Columnist: Yahaya, Moses Kofi

Poverty in the north receives scant attention in Accra

The numbers are stunning and heart wrenching: according to Dr. Peter Quartey, a research fellow at the Institute of Statistical, Social and Economic Research in Accra, 78 percent of northerners...residents of the Upper West, Upper East and Northern regions...are either poor or very poor, and 38 percent of the area's inhabitants spend over 15 minutes accessing drinking water.

Dr.Quartey's forceful and honest assessment in Accra at a recent analysis of the World Development Report 2006 Equity and Development, is a subtle indictment of the anti-poverty programs launched by past administrations and the NPP. It also raises doubts about the government's firm commitment to alleviating a problem that continues to bedevil millions in the nation's largest regions.

Without holding his fire, Dr. Quartey lashed out at Ghana's entrenched and inept bureaucracy and its weak institutions for the burgeoning economic gap between the north and the south. "This perpetuates inequality; weak institutions are due to unnecessary bureaucracy-sometimes due to conscious attempts to create power, wealth and subjugation in society," Quartey said. I couldn't agree more.

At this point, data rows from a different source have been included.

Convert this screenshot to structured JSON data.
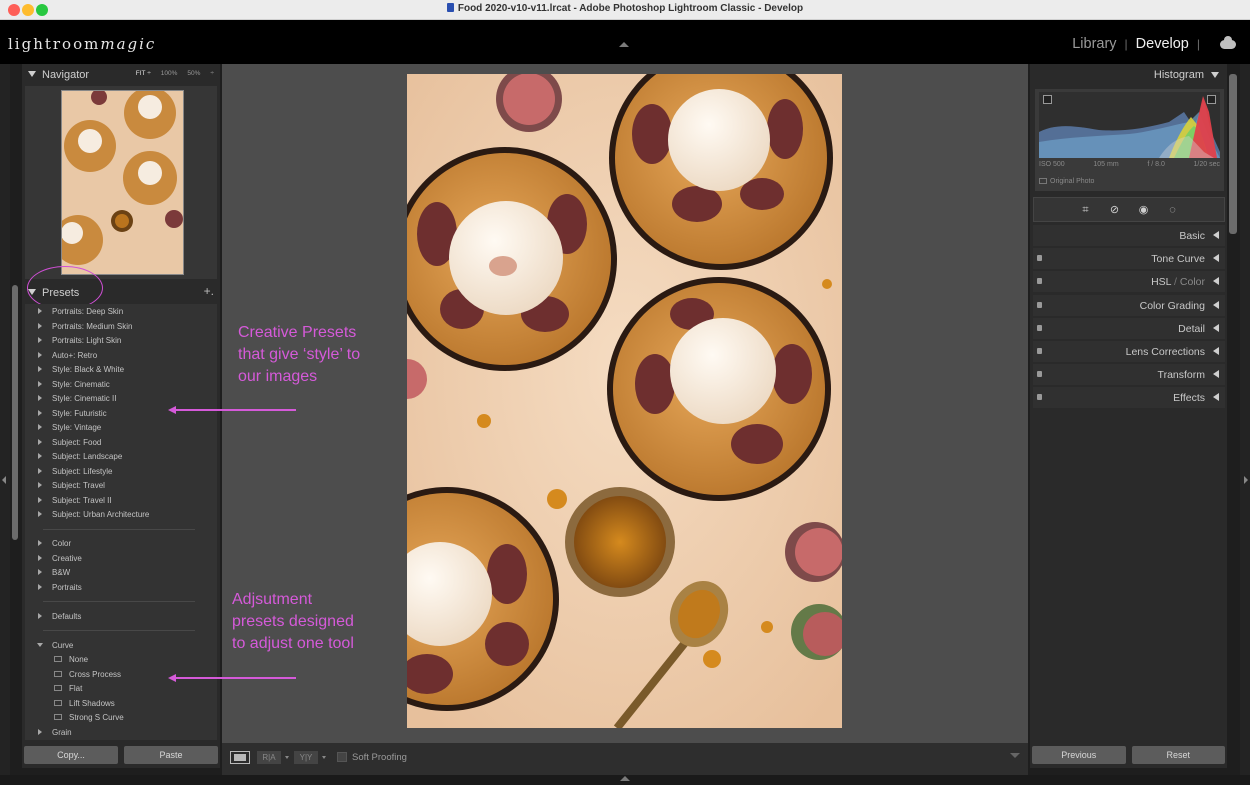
{
  "window": {
    "title": "Food 2020-v10-v11.lrcat - Adobe Photoshop Lightroom Classic - Develop"
  },
  "identity_plate": {
    "text_plain": "lightroom",
    "text_script": "magic"
  },
  "module_picker": {
    "library": "Library",
    "develop": "Develop",
    "active": "Develop",
    "cloud_icon": "cloud-icon"
  },
  "navigator": {
    "title": "Navigator",
    "zoom_options": [
      "FIT ÷",
      "100%",
      "50%",
      "÷"
    ]
  },
  "presets": {
    "title": "Presets",
    "add_label": "+.",
    "groups_top": [
      "Portraits: Deep Skin",
      "Portraits: Medium Skin",
      "Portraits: Light Skin",
      "Auto+: Retro",
      "Style: Black & White",
      "Style: Cinematic",
      "Style: Cinematic II",
      "Style: Futuristic",
      "Style: Vintage",
      "Subject: Food",
      "Subject: Landscape",
      "Subject: Lifestyle",
      "Subject: Travel",
      "Subject: Travel II",
      "Subject: Urban Architecture"
    ],
    "groups_adjust": [
      "Color",
      "Creative",
      "B&W",
      "Portraits"
    ],
    "groups_defaults": [
      "Defaults"
    ],
    "curve_group": "Curve",
    "curve_items": [
      "None",
      "Cross Process",
      "Flat",
      "Lift Shadows",
      "Strong S Curve"
    ],
    "last_group": "Grain"
  },
  "left_footer": {
    "copy": "Copy...",
    "paste": "Paste"
  },
  "toolbar": {
    "ra_label": "R|A",
    "yy_label": "Y|Y",
    "soft_proofing": "Soft Proofing"
  },
  "histogram": {
    "title": "Histogram",
    "iso": "ISO 500",
    "focal": "105 mm",
    "aperture": "f / 8.0",
    "shutter": "1/20 sec",
    "original_photo": "Original Photo"
  },
  "tools": [
    "crop-icon",
    "healing-icon",
    "red-eye-icon",
    "mask-icon"
  ],
  "develop_sections": [
    {
      "label": "Basic"
    },
    {
      "label": "Tone Curve"
    },
    {
      "label": "HSL",
      "label_b": "Color"
    },
    {
      "label": "Color Grading"
    },
    {
      "label": "Detail"
    },
    {
      "label": "Lens Corrections"
    },
    {
      "label": "Transform"
    },
    {
      "label": "Effects"
    }
  ],
  "right_footer": {
    "previous": "Previous",
    "reset": "Reset"
  },
  "annotations": {
    "creative_lines": [
      "Creative Presets",
      "that give ‘style’ to",
      "our images"
    ],
    "adjust_lines": [
      "Adjsutment",
      "presets designed",
      "to adjust one tool"
    ],
    "color": "#d55ad9"
  }
}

What is undeniable is the fact that the crippling poverty in the north...a national tragedy if there ever was one...has been harped on for years by poverty experts, journalists and community activists. Dr. Quartey is the latest voice to join the chorus calling for an all out frontal attack on the issue.

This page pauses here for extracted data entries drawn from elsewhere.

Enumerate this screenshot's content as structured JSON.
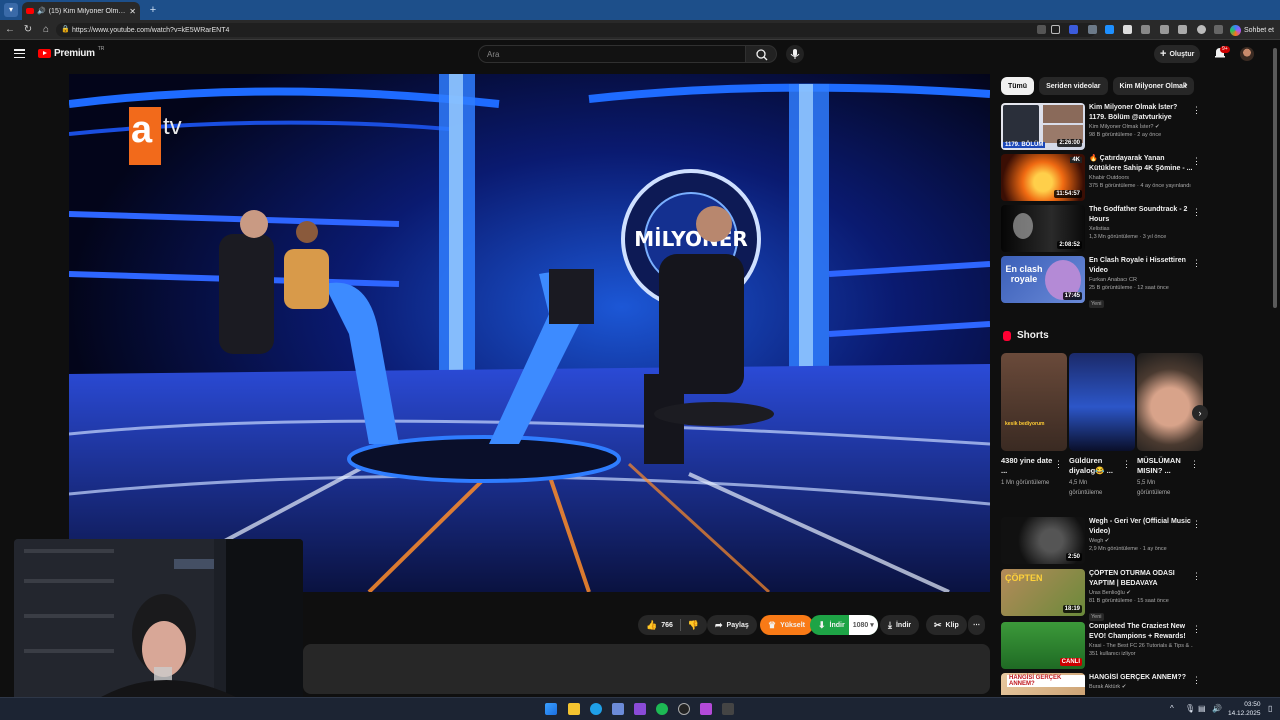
{
  "browser": {
    "tab_title": "(15) Kim Milyoner Olmak İster?",
    "close": "✕",
    "new_tab": "+",
    "url": "https://www.youtube.com/watch?v=kE5WRarENT4",
    "chat_label": "Sohbet et"
  },
  "header": {
    "logo_text": "Premium",
    "logo_cc": "TR",
    "search_placeholder": "Ara",
    "create_label": "Oluştur",
    "notif_count": "9+"
  },
  "actions": {
    "like_count": "766",
    "share": "Paylaş",
    "upgrade": "Yükselt",
    "download_premium": "İndir",
    "quality": "1080",
    "download": "İndir",
    "clip": "Klip",
    "more": "⋯"
  },
  "chips": [
    "Tümü",
    "Seriden videolar",
    "Kim Milyoner Olmak"
  ],
  "recommendations": [
    {
      "title": "Kim Milyoner Olmak İster? 1179. Bölüm @atvturkiye",
      "channel": "Kim Milyoner Olmak İster? ✔",
      "views": "98 B görüntüleme · 2 ay önce",
      "duration": "2:26:00",
      "badge": "",
      "thumb_text": "1179. BÖLÜM"
    },
    {
      "title": "🔥 Çatırdayarak Yanan Kütüklere Sahip 4K Şömine - ...",
      "channel": "Khabir Outdoors",
      "views": "375 B görüntüleme · 4 ay önce yayınlandı",
      "duration": "11:54:57",
      "badge": "",
      "thumb_text": "4K"
    },
    {
      "title": "The Godfather Soundtrack - 2 Hours",
      "channel": "Xelistias",
      "views": "1,3 Mn görüntüleme · 3 yıl önce",
      "duration": "2:08:52",
      "badge": "",
      "thumb_text": ""
    },
    {
      "title": "En Clash Royale i Hissettiren Video",
      "channel": "Furkan Anabacı CR",
      "views": "25 B görüntüleme · 12 saat önce",
      "duration": "17:45",
      "badge": "Yeni",
      "thumb_text": "En clash royale"
    },
    {
      "title": "Wegh - Geri Ver (Official Music Video)",
      "channel": "Wegh ✔",
      "views": "2,9 Mn görüntüleme · 1 ay önce",
      "duration": "2:50",
      "badge": "",
      "thumb_text": ""
    },
    {
      "title": "ÇÖPTEN OTURMA ODASI YAPTIM | BEDAVAYA",
      "channel": "Uras Benlioğlu ✔",
      "views": "81 B görüntüleme · 15 saat önce",
      "duration": "18:19",
      "badge": "Yeni",
      "thumb_text": "ÇÖPTEN"
    },
    {
      "title": "Completed The Craziest New EVO! Champions + Rewards!",
      "channel": "Krasi - The Best FC 26 Tutorials & Tips & ...",
      "views": "351 kullanıcı izliyor",
      "duration": "CANLI",
      "badge": "",
      "thumb_text": ""
    },
    {
      "title": "HANGİSİ GERÇEK ANNEM??",
      "channel": "Burak Aktürk ✔",
      "views": "",
      "duration": "",
      "badge": "",
      "thumb_text": "HANGİSİ GERÇEK ANNEM?"
    }
  ],
  "shorts": {
    "heading": "Shorts",
    "items": [
      {
        "title": "4380 yine date ...",
        "views": "1 Mn görüntüleme",
        "thumb_text": "kesik bediyorum"
      },
      {
        "title": "Güldüren diyalog😂 ...",
        "views": "4,5 Mn görüntüleme",
        "thumb_text": ""
      },
      {
        "title": "MÜSLÜMAN MISIN? ...",
        "views": "5,5 Mn görüntüleme",
        "thumb_text": ""
      }
    ]
  },
  "video": {
    "channel_logo": "atv",
    "logo_a": "a",
    "logo_tv": "tv"
  },
  "taskbar": {
    "time": "03:50",
    "date": "14.12.2025"
  },
  "colors": {
    "accent": "#ff0000",
    "upgrade": "#f97a16",
    "download": "#1ea446",
    "taskbar": "#1c2433"
  }
}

Much of the north's rapid descent into poverty can be traced to the systemic phasing out and eventual shuttering of once vibrant industries in the 1980s and 1990s.

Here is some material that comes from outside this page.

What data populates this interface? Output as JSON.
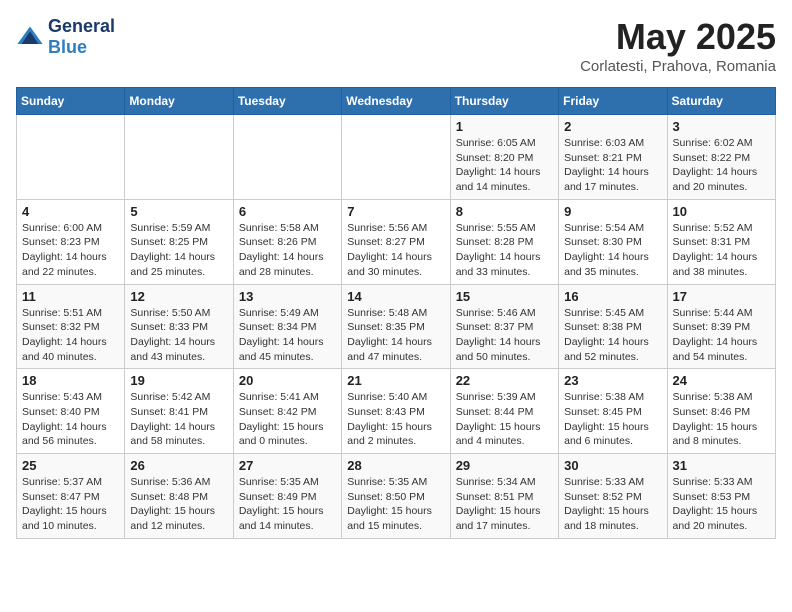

Northerners watched with dismay and anxiety as the blue color industries that employed large pools of able-bodied young men and women slowly withered and "died," without nary a concern from Accra. The ability to generate wealth and create long term prosperity was thus abruptly yanked away.

As for large scale commercial farming which was amply encouraged and swarmed with incentives by the late General Kutu Acheampong in the 1970s, it has simply fallen off the radar screen. Much of the food production in the northern regions has invariably fallen on the shoulders of the brave and proud subsistence farmer.

In the vacuum created, private industries, poorly organized, financially strapped of cash and with little or no incentive from the government, could not pick the up slack. They lacked the capacity to create many good and well-paying jobs.

So began the mass migration of the youth to the urban centers of Accra and Kumasi where they have morphed into the visible symbols of northern poverty.The next time you go to Makola or Asafo markets, take a good look at the young lady precariously dangling a heavy load on her head in the scorching heat, and you will understand gravity of the problem.

One would expect that confronted with this irrefutable evidence of failure of its anti-poverty initiatives, officialdom would gear up and prescribe solutions. Well, don't hold your breath.

Truth be told, the large scale destitution so prevalent in the three northern regions receives scant attention in Accra. Evidence? At Dr. Quartey's presentation, the government was represented by a low level official from the Ministry of Water Resources, Works and Housing

The excuses mouthed by government officials for the yawning chasm is the standard refrain often mouthed by starched bureaucrats. "We are doing the best we can." Or, "The ethnic violence is preventing us from doing anything concrete."

Tell that to the young school girl who gets up in the wee hours of the morning to trudge a few miles in search of water before heading off to school already burdened by hunger and fatigue.

If I may ask: has it ever occurred to the policy wonks in Accra that moving people out of poverty in the regions would greatly minimize the violence? If people have something positive to look forward to, they won't squander precious time hitting each other over the head with cudgels.

Granted that poverty in the north is an age-old issue, the NPP is in the saddle now, and people expect results.

Dr. Quartey appealed to the government to develop more coherent poverty reduction initiatives. So true. It should start with the revitalization of the shuttered industries, establishing trade schools, and returning large commercial farming to its once lucrative and prestigious status.